In attempting to rid the world of all risk, advocates of the precautionary principles create regulatory and economic paralysis. If you’re the manufacturer of plastic bath toys, for example, trying to replace the phthalates banned by the CPSIA, every possible substitute chemical is an invitation to lengthy, expensive and capricious regulatory review followed by cash-seeking litigation. Why bother?

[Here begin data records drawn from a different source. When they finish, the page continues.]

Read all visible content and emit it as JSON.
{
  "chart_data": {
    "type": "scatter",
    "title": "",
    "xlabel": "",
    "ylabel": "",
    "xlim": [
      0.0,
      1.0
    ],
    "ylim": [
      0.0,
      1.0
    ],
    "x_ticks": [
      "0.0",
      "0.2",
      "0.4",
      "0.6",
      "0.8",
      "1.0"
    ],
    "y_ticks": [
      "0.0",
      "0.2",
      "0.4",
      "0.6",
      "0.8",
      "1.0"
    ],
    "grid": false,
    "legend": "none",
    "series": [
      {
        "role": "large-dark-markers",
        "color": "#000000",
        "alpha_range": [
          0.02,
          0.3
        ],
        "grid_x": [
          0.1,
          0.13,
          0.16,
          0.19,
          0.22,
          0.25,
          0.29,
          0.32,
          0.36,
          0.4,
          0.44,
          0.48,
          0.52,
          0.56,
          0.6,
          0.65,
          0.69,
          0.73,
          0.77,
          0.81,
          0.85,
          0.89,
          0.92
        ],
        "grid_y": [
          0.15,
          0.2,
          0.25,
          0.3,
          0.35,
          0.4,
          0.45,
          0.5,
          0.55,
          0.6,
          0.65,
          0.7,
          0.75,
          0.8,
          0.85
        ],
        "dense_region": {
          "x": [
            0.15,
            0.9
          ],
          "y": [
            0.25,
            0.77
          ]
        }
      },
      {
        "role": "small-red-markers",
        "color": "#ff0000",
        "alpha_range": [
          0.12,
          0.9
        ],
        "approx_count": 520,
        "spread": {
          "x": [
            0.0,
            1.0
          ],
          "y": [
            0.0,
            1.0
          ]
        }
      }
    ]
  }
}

The Subcommittee on Commerce, Trade and Consumer Protection, chaired by Rep. Bobby Rush (D-IL), is the committee with jurisdiction over implementation of the Consumer Product Safety Improvement Act. Rather than holding an oversight hearing into the economic catastrophe caused by the law, the committee is looking to see what other portions of the economy it can intervene in. A more serious, necessary focus would start with a review of the CPSIA.
Cass R. Sunstein
Harvard University – Harvard Law School
U Chicago Law & Economics, Olin Working Paper No. 149; U of Chicago, Public Law Working Paper No. 38
The precautionary principle has been highly influential in legal systems all over the world. In its strongest and most distinctive forms, the principle imposes a burden of proof on those who create potential risks, and it requires regulation of activities even if it cannot be shown that those activities are likely to produce significant harms. Taken in this strong form, the precautionary principle should be rejected, not because it leads in bad directions, but because it leads in no directions at all. The principle is literally paralyzing – forbidding inaction, stringent regulation, and everything in between. The reason is that in the relevant cases, every step, including inaction, creates a risk to health, the environment, or both. This point raises a further puzzle. Why is the precautionary principle widely seen to offer real guidance? The answer lies in identifiable cognitive mechanisms emphasized by behavioral economists. In many cases, loss aversion plays a large role, accompanied by a false belief that nature is benign. Sometimes the availability heuristic is at work. Probability neglect plays a role as well. Most often, those who use the precautionary principle fall victim to what might be called “system neglect,” which involves a failure to attend to the systemic effects of regulation. Examples are given from numerous areas, involving arsenic regulation, global warming and the Kyoto Protocol, nuclear power, pharmaceutical regulation, cloning, pesticide regulation, and genetic modification of food. The salutary moral and political goals of the precautionary principle should be promoted through other, more effective methods.